A B-2 Spirit bomber aircraft moves into position for refueling from a KC-135 Stratotanker over the Pacific Ocean, May 30, 2006 (US Air Force)

A B-2 Spirit bomber aircraft moves into position for refueling from a KC-135 Stratotanker over the Pacific Ocean, May 30, 2006 (US Air Force)

If the Pentagon is forced to cut several hundreds of billions of dollars in defense spending over the next decade, the Air Force may have to rethink its plans for acquiring a “next generation” or “B-3″ bomber plane. Some top military officers have even suggested that the project be canceled altogether.

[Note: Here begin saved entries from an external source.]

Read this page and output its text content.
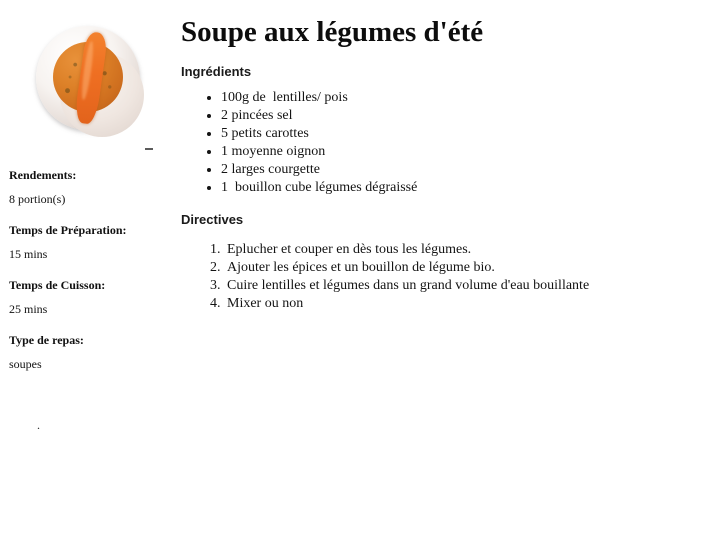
Rendements:

8 portion(s)

Temps de Préparation:

15 mins

Temps de Cuisson:

25 mins

Type de repas:

soupes

.
Soupe aux légumes d'été
Ingrédients
• 100g de  lentilles/ pois
• 2 pincées sel
• 5 petits carottes
• 1 moyenne oignon
• 2 larges courgette
• 1  bouillon cube légumes dégraissé
Directives
1. Eplucher et couper en dès tous les légumes.
2. Ajouter les épices et un bouillon de légume bio.
3. Cuire lentilles et légumes dans un grand volume d'eau bouillante
4. Mixer ou non
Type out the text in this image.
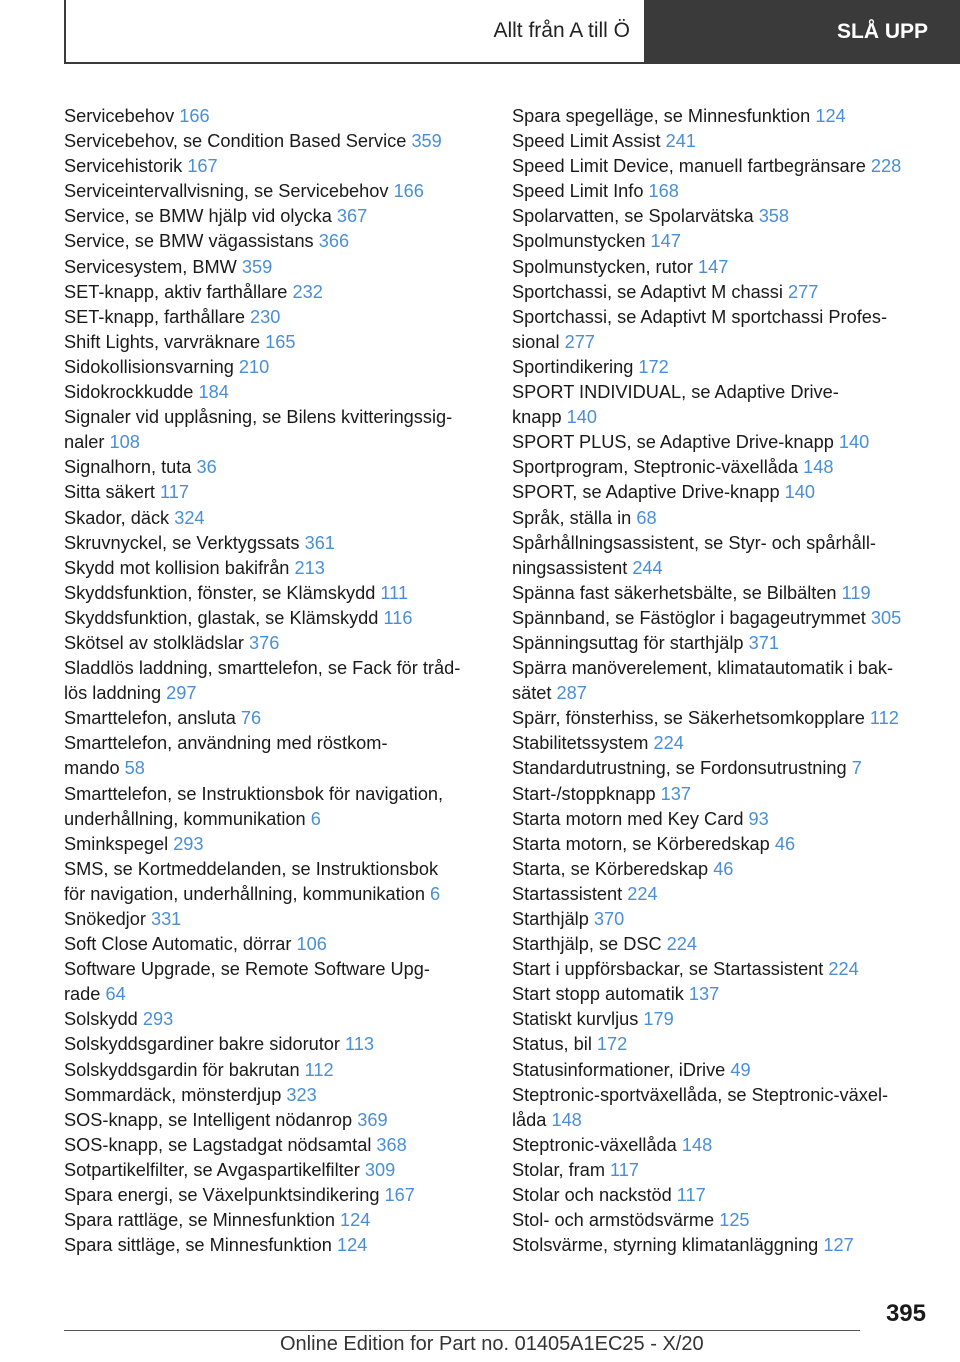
Allt från A till Ö	SLÅ UPP
Servicebehov 166
Servicebehov, se Condition Based Service 359
Servicehistorik 167
Serviceintervallvisning, se Servicebehov 166
Service, se BMW hjälp vid olycka 367
Service, se BMW vägassistans 366
Servicesystem, BMW 359
SET-knapp, aktiv farthållare 232
SET-knapp, farthållare 230
Shift Lights, varvräknare 165
Sidokollisionsvarning 210
Sidokrockkudde 184
Signaler vid upplåsning, se Bilens kvitteringssig-
naler 108
Signalhorn, tuta 36
Sitta säkert 117
Skador, däck 324
Skruvnyckel, se Verktygssats 361
Skydd mot kollision bakifrån 213
Skyddsfunktion, fönster, se Klämskydd 111
Skyddsfunktion, glastak, se Klämskydd 116
Skötsel av stolklädslar 376
Sladdlös laddning, smarttelefon, se Fack för tråd-
lös laddning 297
Smarttelefon, ansluta 76
Smarttelefon, användning med röstkom-
mando 58
Smarttelefon, se Instruktionsbok för navigation,
underhållning, kommunikation 6
Sminkspegel 293
SMS, se Kortmeddelanden, se Instruktionsbok
för navigation, underhållning, kommunikation 6
Snökedjor 331
Soft Close Automatic, dörrar 106
Software Upgrade, se Remote Software Upg-
rade 64
Solskydd 293
Solskyddsgardiner bakre sidorutor 113
Solskyddsgardin för bakrutan 112
Sommardäck, mönsterdjup 323
SOS-knapp, se Intelligent nödanrop 369
SOS-knapp, se Lagstadgat nödsamtal 368
Sotpartikelfilter, se Avgaspartikelfilter 309
Spara energi, se Växelpunktsindikering 167
Spara rattläge, se Minnesfunktion 124
Spara sittläge, se Minnesfunktion 124
Spara spegelläge, se Minnesfunktion 124
Speed Limit Assist 241
Speed Limit Device, manuell fartbegränsare 228
Speed Limit Info 168
Spolarvatten, se Spolarvätska 358
Spolmunstycken 147
Spolmunstycken, rutor 147
Sportchassi, se Adaptivt M chassi 277
Sportchassi, se Adaptivt M sportchassi Profes-
sional 277
Sportindikering 172
SPORT INDIVIDUAL, se Adaptive Drive-
knapp 140
SPORT PLUS, se Adaptive Drive-knapp 140
Sportprogram, Steptronic-växellåda 148
SPORT, se Adaptive Drive-knapp 140
Språk, ställa in 68
Spårhållningsassistent, se Styr- och spårhåll-
ningsassistent 244
Spänna fast säkerhetsbälte, se Bilbälten 119
Spännband, se Fästöglor i bagageutrymmet 305
Spänningsuttag för starthjälp 371
Spärra manöverelement, klimatautomatik i bak-
sätet 287
Spärr, fönsterhiss, se Säkerhetsomkopplare 112
Stabilitetssystem 224
Standardutrustning, se Fordonsutrustning 7
Start-/stoppknapp 137
Starta motorn med Key Card 93
Starta motorn, se Körberedskap 46
Starta, se Körberedskap 46
Startassistent 224
Starthjälp 370
Starthjälp, se DSC 224
Start i uppförsbackar, se Startassistent 224
Start stopp automatik 137
Statiskt kurvljus 179
Status, bil 172
Statusinformationer, iDrive 49
Steptronic-sportväxellåda, se Steptronic-växel-
låda 148
Steptronic-växellåda 148
Stolar, fram 117
Stolar och nackstöd 117
Stol- och armstödsvärme 125
Stolsvärme, styrning klimatanläggning 127
395
Online Edition for Part no. 01405A1EC25 - X/20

The Air Force currently flies twenty B-2 Spirit stealth bomber aircraft along with sixty-five B-1 Lancers. Dozens of old B-52 Stratofortresses are still in service and will continue to fly for at least another twenty-five years.

The “B-3″ was supposed to start phasing in later this decade and augment the largely aging bomber fleet. Boeing and Lockheed Martin embarked on a joint effort to develop the next generation strategic bomber in 2008 and projected that it could cost as much as $40 billion to develop and built. That, some say, is too expensive.

If the Air Force could afford only a handful of the new bombers, Marine Corps General James E. “Hoss” Cartwright, vice chairman of the Joint Chiefs of Staff, said this month that it shouldn’t bother.

The general’s main worry is that we will build an “exquisite” aircraft, loaded with the latest stealth, able to fly huge distances and crammed with expensive sensors and end up being able to buy only a few of them. He noted the progression of bomber production numbers: 100s of the venerable B-52; 65 B-1s; and 20 B-2s.

“Building five or ten of something isn’t going to do something for us,” he said, adding that he wants to think of an aircraft of which we could build “hundreds.”

A cheaper, more versatile aircraft that integrates the system capabilities of the new F-22 and F-35 fighters could be an option, said Vice Chief of Staff of the Air Force Lieutenant General Philip M. Breedlove last year. Cartwright specifically said to favor a large drone aircraft although the prospect of flying nuclear weapons by remote control might be a bit of a stretch.

Secretary Michael Donley of the Air Force and its chief of staff General Norton Schwartz told the Senate in March that the service still hopes to buy eighty to one hundred of the new bombers which are expected to reach initial operating capability in the “mid 2020s.” The Air Force included $197 million for their development in its 2012 budget request and has slated $3.7 billion for the plane over the next five years.